Flexural capacity enhancing of notched steel beams by combining shape memory alloy wires and carbon fiber-reinforced polymer sheets

Abstract

Combining shape memory alloy (SMA) and carbon fiber-reinforced polymer (CFRP) sheet can achieve a self-stressing SMA-CFRP composite, providing an innovative prestressing method for steel elements. This study applied SMA(Ni–Ti–Nb) wires and CFRP sheets to achieve composite strengthening for notched steel beams. The effectiveness of SMA-CFRP composite for flexural strengthening of notched steel beams was evaluated, and the formula for the maximum allowable moment of the strengthened beams with SMA-CFRP composites was proposed. The four-point bending test results showed that the ultimate load and flexural stiffness of the strengthened beams with SMA-CFRP composites increased by 79.2% and 57.9% more than those of the unstrengthened beams.

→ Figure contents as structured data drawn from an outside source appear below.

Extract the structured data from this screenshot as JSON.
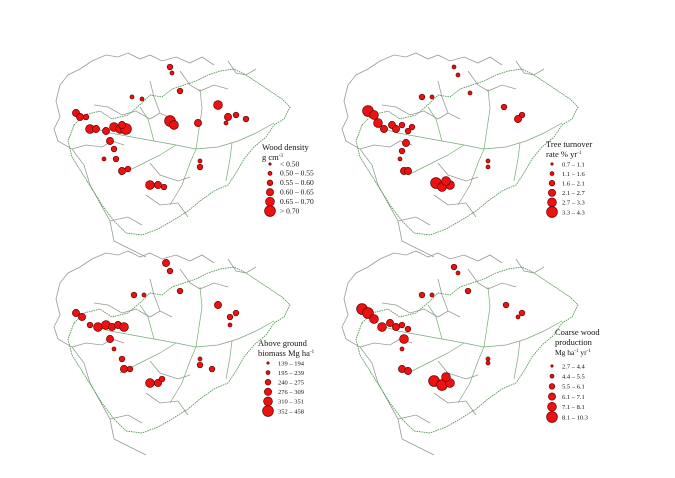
{
  "colors": {
    "site_fill": "#ee1111",
    "site_stroke": "#660000",
    "basin_outline": "#5a9a5a",
    "country_borders": "#9a9a9a"
  },
  "panels": [
    {
      "id": "wood-density",
      "legend": {
        "title_line1": "Wood density",
        "title_line2": "g cm",
        "title_line2_sup": "-3",
        "classes": [
          "< 0.50",
          "0.50 – 0.55",
          "0.55 – 0.60",
          "0.60 – 0.65",
          "0.65 – 0.70",
          "> 0.70"
        ]
      }
    },
    {
      "id": "tree-turnover",
      "legend": {
        "title_line1": "Tree turnover",
        "title_line2": "rate  % yr",
        "title_line2_sup": "-1",
        "classes": [
          "0.7 – 1.1",
          "1.1 – 1.6",
          "1.6 – 2.1",
          "2.1 – 2.7",
          "2.7 – 3.3",
          "3.3 – 4.3"
        ]
      }
    },
    {
      "id": "above-ground-biomass",
      "legend": {
        "title_line1": "Above ground",
        "title_line2": "biomass Mg ha",
        "title_line2_sup": "-1",
        "classes": [
          "139 – 194",
          "195 – 239",
          "240 – 275",
          "276 – 309",
          "310 – 351",
          "352 – 458"
        ]
      }
    },
    {
      "id": "coarse-wood-production",
      "legend": {
        "title_line1": "Coarse wood",
        "title_line2": "production",
        "title_line3": "Mg ha",
        "title_line3_sup": "-1",
        "title_line3_b": " yr",
        "title_line3_sup2": "-1",
        "classes": [
          "2.7 – 4.4",
          "4.4 – 5.5",
          "5.5 – 6.1",
          "6.1 – 7.1",
          "7.1 – 8.1",
          "8.1 – 10.3"
        ]
      }
    }
  ]
}
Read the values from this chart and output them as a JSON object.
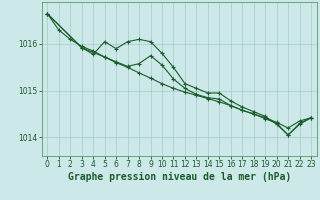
{
  "background_color": "#cce8e8",
  "grid_color": "#aacfcf",
  "line_color": "#1a5c2a",
  "marker_color": "#1a5c2a",
  "title": "Graphe pression niveau de la mer (hPa)",
  "xlim": [
    -0.5,
    23.5
  ],
  "ylim": [
    1013.6,
    1016.9
  ],
  "yticks": [
    1014,
    1015,
    1016
  ],
  "xticks": [
    0,
    1,
    2,
    3,
    4,
    5,
    6,
    7,
    8,
    9,
    10,
    11,
    12,
    13,
    14,
    15,
    16,
    17,
    18,
    19,
    20,
    21,
    22,
    23
  ],
  "series": [
    {
      "x": [
        0,
        1,
        2,
        3,
        4,
        5,
        6,
        7,
        8,
        9,
        10,
        11,
        12,
        13,
        14,
        15,
        16,
        17,
        18,
        19,
        20,
        21,
        22,
        23
      ],
      "y": [
        1016.65,
        1016.3,
        1016.1,
        1015.95,
        1015.85,
        1015.72,
        1015.6,
        1015.5,
        1015.38,
        1015.27,
        1015.15,
        1015.05,
        1014.97,
        1014.9,
        1014.83,
        1014.76,
        1014.68,
        1014.58,
        1014.5,
        1014.42,
        1014.32,
        1014.2,
        1014.35,
        1014.42
      ]
    },
    {
      "x": [
        0,
        3,
        4,
        5,
        6,
        7,
        8,
        9,
        10,
        11,
        12,
        13,
        14,
        15,
        16,
        17,
        18,
        19,
        20,
        21,
        22,
        23
      ],
      "y": [
        1016.65,
        1015.92,
        1015.78,
        1016.05,
        1015.9,
        1016.05,
        1016.1,
        1016.05,
        1015.8,
        1015.5,
        1015.15,
        1015.05,
        1014.95,
        1014.95,
        1014.78,
        1014.65,
        1014.55,
        1014.45,
        1014.28,
        1014.05,
        1014.3,
        1014.42
      ]
    },
    {
      "x": [
        0,
        3,
        5,
        6,
        7,
        8,
        9,
        10,
        11,
        12,
        13,
        14,
        15,
        16,
        17,
        18,
        19,
        20,
        21,
        22,
        23
      ],
      "y": [
        1016.65,
        1015.92,
        1015.72,
        1015.62,
        1015.52,
        1015.58,
        1015.75,
        1015.55,
        1015.25,
        1015.05,
        1014.92,
        1014.85,
        1014.82,
        1014.68,
        1014.58,
        1014.5,
        1014.4,
        1014.3,
        1014.05,
        1014.28,
        1014.42
      ]
    }
  ],
  "title_fontsize": 7,
  "tick_fontsize": 5.5,
  "title_color": "#1a5c2a",
  "tick_color": "#1a5c2a",
  "spine_color": "#5a9a6a",
  "linewidth": 0.8,
  "markersize": 3.0,
  "markeredgewidth": 0.8
}
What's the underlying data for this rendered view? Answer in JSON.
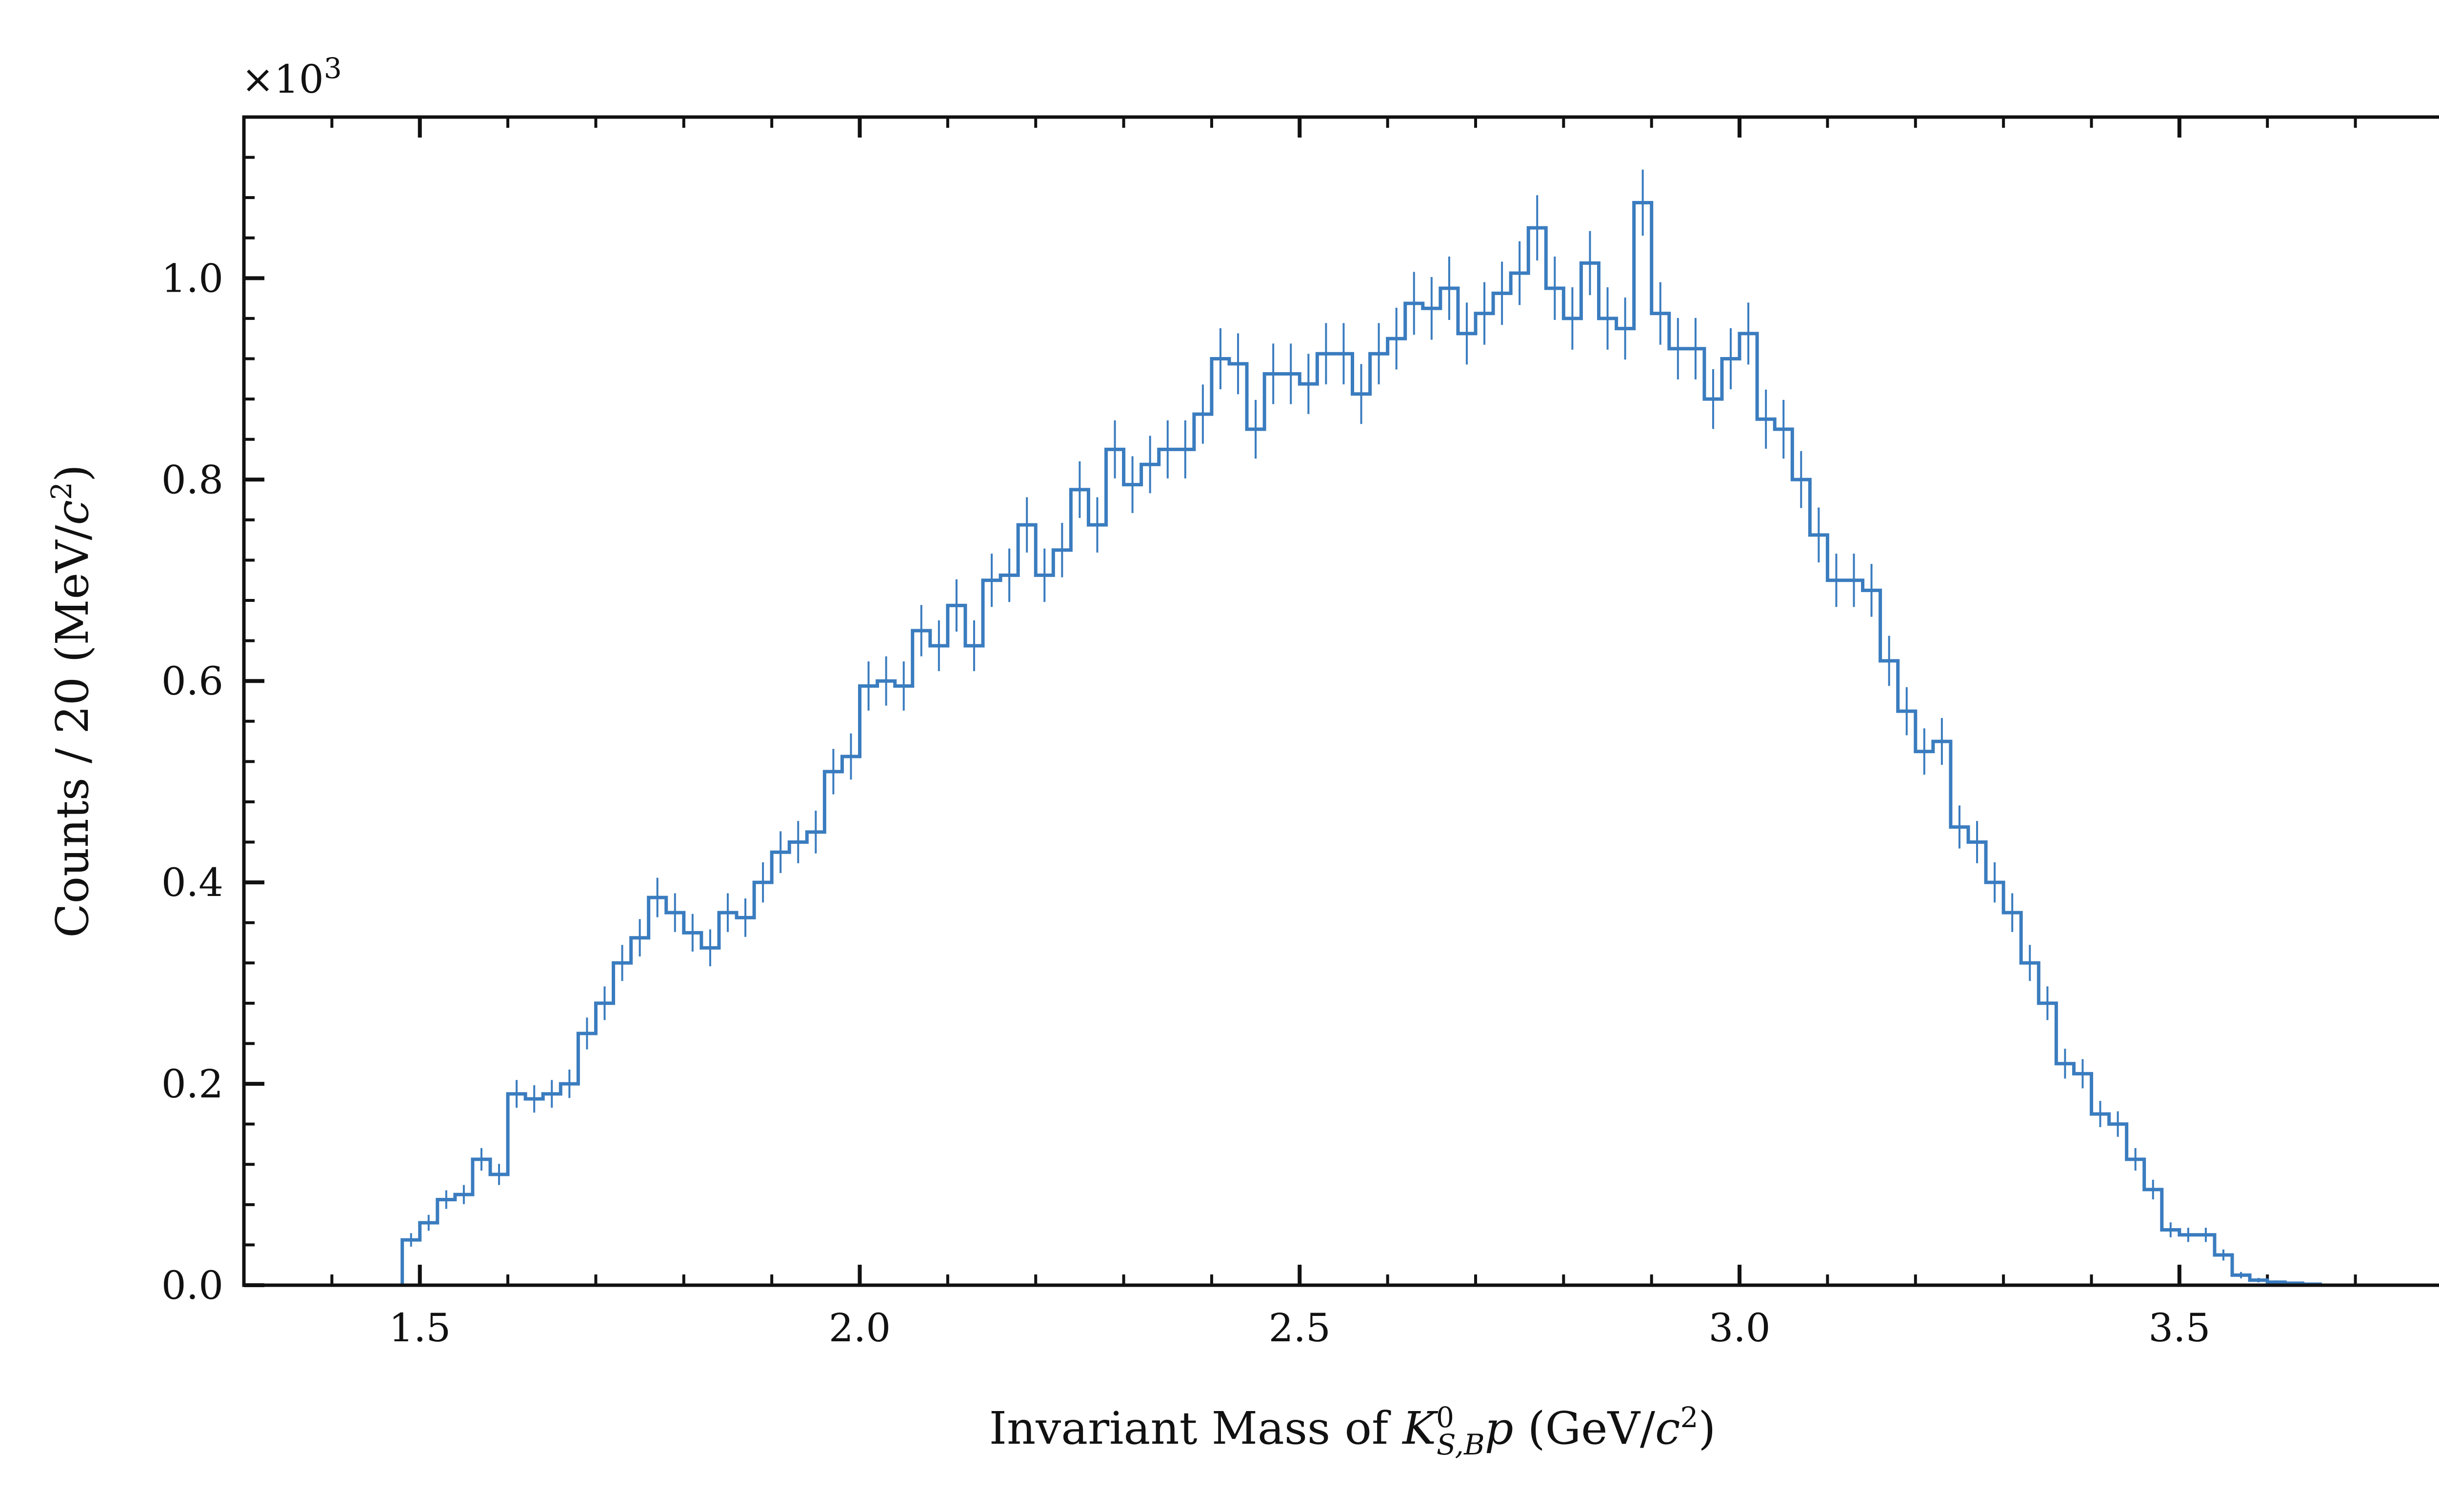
{
  "chart_data": {
    "type": "histogram",
    "series_color": "#3a7cbf",
    "bin_width": 0.02,
    "x_first_bin_low_edge": 1.48,
    "xlim": [
      1.3,
      3.82
    ],
    "ylim": [
      0,
      1.16
    ],
    "y_scale_note_prefix": "×10",
    "y_scale_note_exp": "3",
    "xticks": [
      "1.5",
      "2.0",
      "2.5",
      "3.0",
      "3.5"
    ],
    "yticks": [
      "0.0",
      "0.2",
      "0.4",
      "0.6",
      "0.8",
      "1.0"
    ],
    "xlabel": {
      "prefix": "Invariant Mass of ",
      "symbol": "K",
      "sup": "0",
      "sub": "S,B",
      "particle": "p",
      "unit_open": " (GeV/",
      "unit_c": "c",
      "unit_exp": "2",
      "unit_close": ")"
    },
    "ylabel": {
      "prefix": "Counts / 20 (MeV/",
      "unit_c": "c",
      "unit_exp": "2",
      "unit_close": ")"
    },
    "values": [
      0.045,
      0.062,
      0.085,
      0.09,
      0.125,
      0.11,
      0.19,
      0.185,
      0.19,
      0.2,
      0.25,
      0.28,
      0.32,
      0.345,
      0.385,
      0.37,
      0.35,
      0.335,
      0.37,
      0.365,
      0.4,
      0.43,
      0.44,
      0.45,
      0.51,
      0.525,
      0.595,
      0.6,
      0.595,
      0.65,
      0.635,
      0.675,
      0.635,
      0.7,
      0.705,
      0.755,
      0.705,
      0.73,
      0.79,
      0.755,
      0.83,
      0.795,
      0.815,
      0.83,
      0.83,
      0.865,
      0.92,
      0.915,
      0.85,
      0.905,
      0.905,
      0.895,
      0.925,
      0.925,
      0.885,
      0.925,
      0.94,
      0.975,
      0.97,
      0.99,
      0.945,
      0.965,
      0.985,
      1.005,
      1.05,
      0.99,
      0.96,
      1.015,
      0.96,
      0.95,
      1.075,
      0.965,
      0.93,
      0.93,
      0.88,
      0.92,
      0.945,
      0.86,
      0.85,
      0.8,
      0.745,
      0.7,
      0.7,
      0.69,
      0.62,
      0.57,
      0.53,
      0.54,
      0.455,
      0.44,
      0.4,
      0.37,
      0.32,
      0.28,
      0.22,
      0.21,
      0.17,
      0.16,
      0.125,
      0.095,
      0.055,
      0.05,
      0.05,
      0.03,
      0.01,
      0.005,
      0.003,
      0.002,
      0.001,
      0.0
    ]
  }
}
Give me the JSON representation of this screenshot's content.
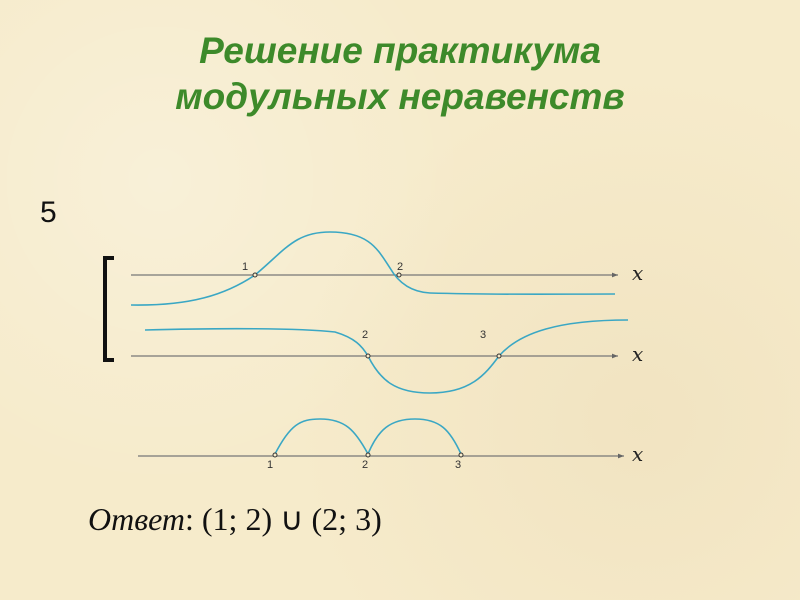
{
  "title_line1": "Решение практикума",
  "title_line2": "модульных неравенств",
  "problem_number": "5",
  "diagram": {
    "axis_label": "x",
    "line1_points": [
      "1",
      "2"
    ],
    "line2_points": [
      "2",
      "3"
    ],
    "line3_points": [
      "1",
      "2",
      "3"
    ],
    "curve_color": "#3aa7c4",
    "axis_color": "#777777"
  },
  "answer": {
    "word": "Ответ",
    "expression": ": (1; 2) ∪ (2; 3)"
  }
}
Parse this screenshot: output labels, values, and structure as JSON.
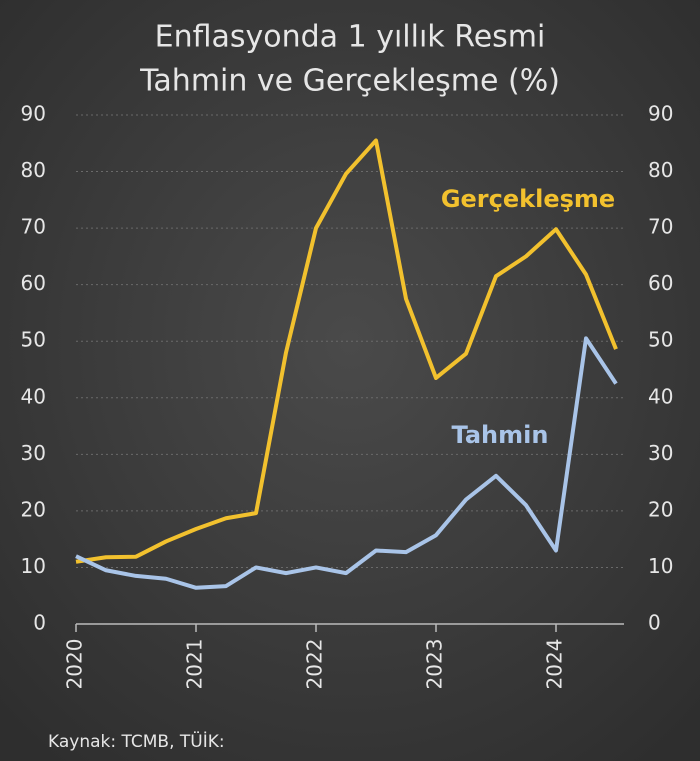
{
  "chart_data": {
    "type": "line",
    "title": [
      "Enflasyonda 1 yıllık Resmi",
      "Tahmin ve Gerçekleşme (%)"
    ],
    "source": "Kaynak: TCMB, TÜİK:",
    "x": [
      2020,
      2020.25,
      2020.5,
      2020.75,
      2021,
      2021.25,
      2021.5,
      2021.75,
      2022,
      2022.25,
      2022.5,
      2022.75,
      2023,
      2023.25,
      2023.5,
      2023.75,
      2024,
      2024.25,
      2024.5
    ],
    "series": [
      {
        "name": "Gerçekleşme",
        "color": "#f2c12e",
        "values": [
          11,
          11.8,
          11.9,
          14.6,
          16.8,
          18.7,
          19.6,
          48,
          70,
          79.6,
          85.5,
          57.5,
          43.5,
          47.8,
          61.5,
          65,
          69.8,
          61.8,
          48.6
        ]
      },
      {
        "name": "Tahmin",
        "color": "#a9c4e8",
        "values": [
          12,
          9.5,
          8.5,
          8,
          6.4,
          6.7,
          10,
          9,
          10,
          9,
          13,
          12.7,
          15.7,
          22,
          26.2,
          21,
          13,
          50.5,
          42.5
        ]
      }
    ],
    "xlim": [
      2020,
      2024.5
    ],
    "xticks": [
      2020,
      2021,
      2022,
      2023,
      2024
    ],
    "ylim": [
      0,
      90
    ],
    "yticks": [
      0,
      10,
      20,
      30,
      40,
      50,
      60,
      70,
      80,
      90
    ],
    "y2lim": [
      0,
      90
    ],
    "y2ticks": [
      0,
      10,
      20,
      30,
      40,
      50,
      60,
      70,
      80,
      90
    ],
    "grid": true
  }
}
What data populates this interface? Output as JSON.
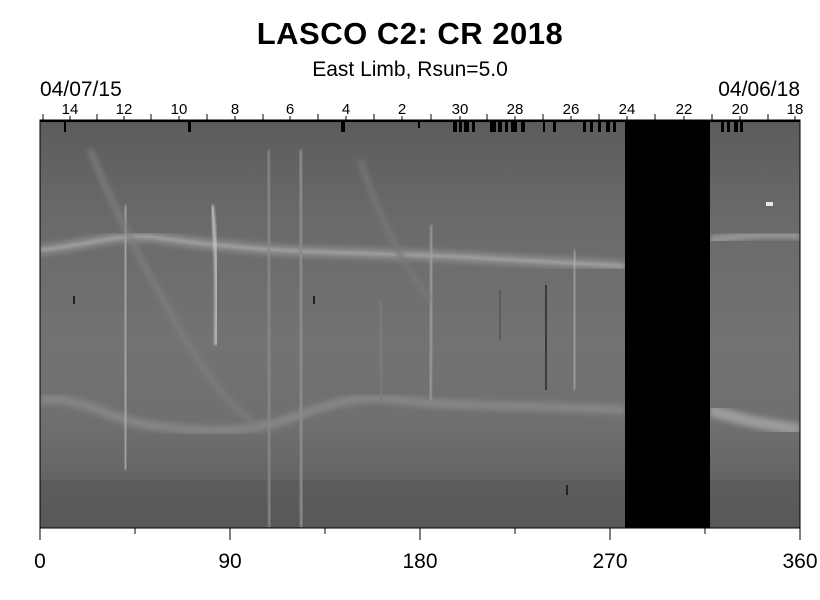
{
  "header": {
    "title": "LASCO C2: CR 2018",
    "subtitle": "East Limb, Rsun=5.0",
    "start_date": "04/07/15",
    "end_date": "04/06/18"
  },
  "top_axis": {
    "day_labels": [
      "14",
      "12",
      "10",
      "8",
      "6",
      "4",
      "2",
      "30",
      "28",
      "26",
      "24",
      "22",
      "20",
      "18"
    ]
  },
  "bottom_axis": {
    "labels": [
      "0",
      "90",
      "180",
      "270",
      "360"
    ],
    "range": [
      0,
      360
    ]
  },
  "data_gap": {
    "start": 277,
    "end": 317
  },
  "colors": {
    "background": "#ffffff",
    "plot_base": "#6e6e6e",
    "gap": "#000000"
  }
}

By comparison, the CFRP-only and SMA-only strengthened beams merely achieved half the ultimate load and flexural stiffness over the strengthened beams with SMA-CFRP composite. Besides, compared to the unstrengthened beams, the notch tip yield load for the strengthened beam with SMA-CFRP composite was increased by 230%, while the notch tip yield load for strengthened beams with CFRP-only and SMA-only just increased by 70% and 125%. These indicate that the SMA-CFRP composite strengthening can significantly delay crack propagation and improve the load capacity and stiffness of notched steel beams. Moreover, the analytical results of the maximum allowable moment were in good agreement with experimental results, indicating the accuracy of the proposed analytical equations.